I was supposed to sort mail and retrieve it. It’s crazy the amount of certified mail that is sent out from here each day having carriers pick it up. It is a full-time job, but somehow I keep getting more and more things tossed at me.
I can't avoid it either. Every other time I drop something off at someone’s desk I’m asked to do another task. So I do it because I’m not even sure if I can say no. I am getting close to my ninety-day evaluation which would include a raise, and I’m not willing to risk not getting it.
Thomas and Dunn finally pick what they want off the menu, and I write it down. I’m hoping that I’ll be able to get out of here soon, but it’s not looking that way.
“Why don’t you have a seat here, honey.” Thomas taps the seat next to him. “I’m Sure Graham and Miller will be here shortly. Take a load off.” I don’t want to sit down next to Thomas. The man is handsy. I also hate how he is always calling me by a pet name. They range from honey to sweetheart and a few babes thrown in there as well. I’m not sure he actually knows my name at this point. But every time he calls me by something else I get a creepy feeling.
Luckily, before I have a chance to respond, both Miller and Graham walk into the conference room and give me their orders. I’ve never been so grateful to see my bosses.
“Anything else?” I ask.
“Why don’t you order something and join us?” Thomas suggests. The man is old enough to be my father.
“I have dinner plans already.” His eyes narrow on me. Miller and Graham both openly smile at the awkwardness.
“Boyfriend?”
I shake my head no. “My sister.”
“Place the order, Ms. Evans. I’ll handle the delivery. Go have dinner with your sister,” Dunn cuts in, giving me a half smile. He’s easily my favorite here. I’d heard his assistant was retiring soon. I was hoping I might be able to fill her spot.
“Thank you so much.” I give him a smile back before I slip from the conference room. I place the order on my phone before I grab my stuff to head out of here. I check the time and see I’m going to have to wait another twenty minutes for the next train.

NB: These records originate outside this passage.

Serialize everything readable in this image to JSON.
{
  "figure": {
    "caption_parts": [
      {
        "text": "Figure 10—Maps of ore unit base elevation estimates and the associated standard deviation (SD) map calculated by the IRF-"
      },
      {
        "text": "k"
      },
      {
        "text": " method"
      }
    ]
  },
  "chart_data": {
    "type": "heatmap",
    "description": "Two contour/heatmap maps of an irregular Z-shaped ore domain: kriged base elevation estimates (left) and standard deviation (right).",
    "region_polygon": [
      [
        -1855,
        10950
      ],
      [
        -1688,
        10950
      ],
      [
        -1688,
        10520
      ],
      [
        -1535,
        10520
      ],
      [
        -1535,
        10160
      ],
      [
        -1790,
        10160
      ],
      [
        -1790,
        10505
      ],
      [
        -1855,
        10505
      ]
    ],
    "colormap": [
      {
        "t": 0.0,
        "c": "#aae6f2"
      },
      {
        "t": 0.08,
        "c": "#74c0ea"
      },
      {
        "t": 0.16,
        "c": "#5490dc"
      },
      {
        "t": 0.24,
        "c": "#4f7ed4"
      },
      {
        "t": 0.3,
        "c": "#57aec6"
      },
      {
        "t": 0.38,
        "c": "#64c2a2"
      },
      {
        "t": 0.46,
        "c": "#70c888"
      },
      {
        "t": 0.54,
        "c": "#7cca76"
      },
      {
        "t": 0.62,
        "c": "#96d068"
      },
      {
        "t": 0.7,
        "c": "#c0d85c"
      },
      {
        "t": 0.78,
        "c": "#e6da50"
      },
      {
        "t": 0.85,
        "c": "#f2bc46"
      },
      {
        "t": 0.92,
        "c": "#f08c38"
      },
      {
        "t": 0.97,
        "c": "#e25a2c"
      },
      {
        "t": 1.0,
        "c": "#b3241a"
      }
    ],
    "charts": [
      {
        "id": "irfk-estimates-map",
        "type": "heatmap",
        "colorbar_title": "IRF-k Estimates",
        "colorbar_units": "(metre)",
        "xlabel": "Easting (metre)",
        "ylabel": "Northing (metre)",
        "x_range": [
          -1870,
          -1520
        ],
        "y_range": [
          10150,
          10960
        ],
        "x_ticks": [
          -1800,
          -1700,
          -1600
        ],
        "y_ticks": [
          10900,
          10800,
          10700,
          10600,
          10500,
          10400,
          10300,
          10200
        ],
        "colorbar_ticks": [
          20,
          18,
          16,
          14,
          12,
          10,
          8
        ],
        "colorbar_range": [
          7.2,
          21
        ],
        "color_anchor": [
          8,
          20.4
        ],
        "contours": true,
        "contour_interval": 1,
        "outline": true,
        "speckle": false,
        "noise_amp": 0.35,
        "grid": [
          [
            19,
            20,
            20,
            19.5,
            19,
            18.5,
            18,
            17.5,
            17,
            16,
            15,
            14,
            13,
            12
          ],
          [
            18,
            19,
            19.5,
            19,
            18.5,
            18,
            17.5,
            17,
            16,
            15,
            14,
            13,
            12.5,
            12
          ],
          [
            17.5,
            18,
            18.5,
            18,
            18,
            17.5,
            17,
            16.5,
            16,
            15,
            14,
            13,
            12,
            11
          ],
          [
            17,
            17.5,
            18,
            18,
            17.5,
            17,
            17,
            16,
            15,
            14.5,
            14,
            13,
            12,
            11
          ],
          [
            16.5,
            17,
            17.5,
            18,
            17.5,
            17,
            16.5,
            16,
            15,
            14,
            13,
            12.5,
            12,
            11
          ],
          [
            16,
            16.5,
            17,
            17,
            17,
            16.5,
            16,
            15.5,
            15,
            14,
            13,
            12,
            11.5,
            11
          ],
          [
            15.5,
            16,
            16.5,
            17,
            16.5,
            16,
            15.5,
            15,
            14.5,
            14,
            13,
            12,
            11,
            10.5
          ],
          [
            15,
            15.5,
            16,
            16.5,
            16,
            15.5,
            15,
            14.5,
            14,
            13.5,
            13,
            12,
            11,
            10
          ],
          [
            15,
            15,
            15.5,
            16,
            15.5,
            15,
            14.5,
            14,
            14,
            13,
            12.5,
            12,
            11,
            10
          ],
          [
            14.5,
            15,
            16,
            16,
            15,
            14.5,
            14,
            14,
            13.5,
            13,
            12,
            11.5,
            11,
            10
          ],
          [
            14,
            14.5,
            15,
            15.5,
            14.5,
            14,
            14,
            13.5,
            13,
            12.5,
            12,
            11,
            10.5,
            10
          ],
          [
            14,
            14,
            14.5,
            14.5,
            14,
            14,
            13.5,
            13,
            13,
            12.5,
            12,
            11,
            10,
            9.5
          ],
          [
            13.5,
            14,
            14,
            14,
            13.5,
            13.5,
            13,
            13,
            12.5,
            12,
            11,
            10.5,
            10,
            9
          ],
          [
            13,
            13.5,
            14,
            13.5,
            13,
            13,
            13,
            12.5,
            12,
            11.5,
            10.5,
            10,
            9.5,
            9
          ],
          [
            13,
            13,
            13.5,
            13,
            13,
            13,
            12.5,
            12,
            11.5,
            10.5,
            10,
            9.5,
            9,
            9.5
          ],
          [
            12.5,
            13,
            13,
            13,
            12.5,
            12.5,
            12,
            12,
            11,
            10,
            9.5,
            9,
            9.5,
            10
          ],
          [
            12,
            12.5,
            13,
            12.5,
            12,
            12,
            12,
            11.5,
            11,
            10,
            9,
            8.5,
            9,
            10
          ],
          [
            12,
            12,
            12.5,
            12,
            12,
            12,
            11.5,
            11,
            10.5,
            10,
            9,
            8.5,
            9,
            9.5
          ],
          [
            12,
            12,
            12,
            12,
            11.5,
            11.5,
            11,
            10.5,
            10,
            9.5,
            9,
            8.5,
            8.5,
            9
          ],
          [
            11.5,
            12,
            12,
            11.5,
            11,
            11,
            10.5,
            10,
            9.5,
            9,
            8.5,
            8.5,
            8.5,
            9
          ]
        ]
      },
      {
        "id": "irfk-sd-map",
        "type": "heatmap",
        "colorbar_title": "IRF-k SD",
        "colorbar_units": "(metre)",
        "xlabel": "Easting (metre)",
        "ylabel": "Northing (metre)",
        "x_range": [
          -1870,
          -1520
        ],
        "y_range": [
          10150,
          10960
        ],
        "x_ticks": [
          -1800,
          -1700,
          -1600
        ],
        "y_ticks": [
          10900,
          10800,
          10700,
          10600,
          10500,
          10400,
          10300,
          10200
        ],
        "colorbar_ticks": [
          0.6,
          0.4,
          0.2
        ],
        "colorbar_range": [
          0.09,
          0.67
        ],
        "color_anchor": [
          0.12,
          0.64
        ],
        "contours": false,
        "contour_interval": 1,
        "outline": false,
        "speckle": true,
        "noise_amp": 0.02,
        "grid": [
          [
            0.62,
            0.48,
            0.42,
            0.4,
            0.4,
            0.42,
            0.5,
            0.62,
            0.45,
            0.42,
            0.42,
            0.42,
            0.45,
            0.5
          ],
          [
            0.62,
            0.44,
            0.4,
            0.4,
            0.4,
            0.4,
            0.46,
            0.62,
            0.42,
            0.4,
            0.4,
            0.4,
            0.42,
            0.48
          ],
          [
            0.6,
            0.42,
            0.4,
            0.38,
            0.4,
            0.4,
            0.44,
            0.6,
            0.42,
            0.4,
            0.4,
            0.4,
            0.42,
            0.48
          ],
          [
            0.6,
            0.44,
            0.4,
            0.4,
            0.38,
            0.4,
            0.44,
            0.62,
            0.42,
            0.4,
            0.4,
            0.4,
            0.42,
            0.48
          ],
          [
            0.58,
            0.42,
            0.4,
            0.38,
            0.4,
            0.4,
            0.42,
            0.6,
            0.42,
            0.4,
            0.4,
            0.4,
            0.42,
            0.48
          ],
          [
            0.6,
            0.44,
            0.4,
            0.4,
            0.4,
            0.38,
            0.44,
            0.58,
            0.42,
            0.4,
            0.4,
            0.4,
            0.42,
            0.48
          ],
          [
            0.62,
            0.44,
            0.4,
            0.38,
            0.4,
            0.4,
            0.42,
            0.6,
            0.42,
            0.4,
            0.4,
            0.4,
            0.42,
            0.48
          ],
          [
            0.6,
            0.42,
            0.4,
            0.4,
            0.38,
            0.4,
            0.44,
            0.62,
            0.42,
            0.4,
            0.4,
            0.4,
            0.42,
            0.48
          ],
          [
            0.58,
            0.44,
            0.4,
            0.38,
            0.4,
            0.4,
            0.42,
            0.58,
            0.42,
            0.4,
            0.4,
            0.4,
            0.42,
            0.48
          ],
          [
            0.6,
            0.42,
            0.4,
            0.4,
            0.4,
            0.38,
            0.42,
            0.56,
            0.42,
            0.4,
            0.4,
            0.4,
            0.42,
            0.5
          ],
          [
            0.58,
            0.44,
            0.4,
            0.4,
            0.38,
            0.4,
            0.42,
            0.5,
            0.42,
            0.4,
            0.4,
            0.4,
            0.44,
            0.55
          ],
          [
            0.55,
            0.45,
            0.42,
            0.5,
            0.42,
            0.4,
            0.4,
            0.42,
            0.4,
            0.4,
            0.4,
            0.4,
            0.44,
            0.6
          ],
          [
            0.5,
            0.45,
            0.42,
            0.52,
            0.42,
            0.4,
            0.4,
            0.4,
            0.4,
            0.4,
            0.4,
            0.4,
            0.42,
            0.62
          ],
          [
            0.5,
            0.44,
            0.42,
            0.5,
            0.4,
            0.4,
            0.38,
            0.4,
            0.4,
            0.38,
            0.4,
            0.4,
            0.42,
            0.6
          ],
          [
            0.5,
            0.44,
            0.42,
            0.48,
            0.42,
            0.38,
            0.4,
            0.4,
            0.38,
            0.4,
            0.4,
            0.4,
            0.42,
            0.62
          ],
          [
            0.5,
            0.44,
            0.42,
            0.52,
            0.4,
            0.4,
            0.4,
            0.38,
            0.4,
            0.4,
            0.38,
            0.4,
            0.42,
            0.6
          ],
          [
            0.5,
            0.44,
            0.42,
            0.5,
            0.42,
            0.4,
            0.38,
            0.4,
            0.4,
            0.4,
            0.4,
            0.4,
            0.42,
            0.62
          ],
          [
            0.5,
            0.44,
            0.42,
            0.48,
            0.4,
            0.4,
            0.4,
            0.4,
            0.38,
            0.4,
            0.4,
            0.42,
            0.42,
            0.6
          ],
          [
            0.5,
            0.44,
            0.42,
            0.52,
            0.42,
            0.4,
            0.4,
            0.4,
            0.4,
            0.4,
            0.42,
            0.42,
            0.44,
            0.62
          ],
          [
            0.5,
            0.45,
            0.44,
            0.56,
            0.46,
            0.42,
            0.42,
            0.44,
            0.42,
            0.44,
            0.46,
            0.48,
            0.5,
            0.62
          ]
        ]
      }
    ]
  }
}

My mind drifts back to my new neighbor. It’s been doing that all day. I’m not sure why. Not having an interest in men was easy. My mom was a romantic at heart. The problem was she always picked the wrong men. She had a thing for rich, entitled jerks. I made a vow to myself that I would never end up with one of them.
She got her heart broken too many times to count. It makes my own heart ache thinking about how she never did find her happily ever after. I think until the day she passed away she still held some kind of torch for my father. He never deserved her, but love is blind sometimes and not always in a good way. I’ll never understand what she saw in him.
I plan to keep my promise to myself. Then why do I keep thinking about Jay? He’s not some rich snob. At least I don’t think he is. He can’t be if he lives in my building, but his SUV was fancy.
I’m not sure what something like that might cost. I don’t even have a driver's license. I take the train everywhere. It is faster generally, but it was also nice to get a ride in his SUV. A car is a luxury that I won’t be able to afford for a long time, if ever.
I give Chuck, one of the security guards, a wave goodbye as I head out of the building. I pause when I see the familiar SUV from this morning sitting at the curb, but the windows are too dark for me to see in.
Then I see him. Jay rounds the front of the SUV, walking toward me. What is he doing back here? I don’t know if this should freak me out or if I should find it sweet.
“I was down the street. I was going to stop by and see if you needed a ride.” He gives me a warm smile and his bright blue eyes hold my attention. He changed, and he’s now in a pair of jeans and a black plain shirt that stretches across his wide chest.
“You didn’t have to do that.” He gives a shrug like it really is no big deal.
“It’s the neighborly thing to do.”
“I can’t date you,” I blurt out. His eyebrows raise, but that smile stays on his face.
“I know, but we can be friends, right? We live across the hall from each other.” I worry my bottom lip between my teeth. He generally seems like a nice person. The problem is I’m not sure I can be his friend. I keep thinking about him in ways that you don’t usually think about people that are only friends. Hell, I masturbated to thoughts of him last night, and it was the fastest I’ve ever gotten myself off. I told myself it was because it had been so long since I’d done that. Even with me going off so quick it still hadn't been enough. I think my body knew he was across the hallway and wanted more. He was only a hop, skip, and a jump away, and my body didn’t want second best when the real thing was so close. But he’s right. I’m going to be seeing him every day most likely. It would be nice to have a friend besides my sister.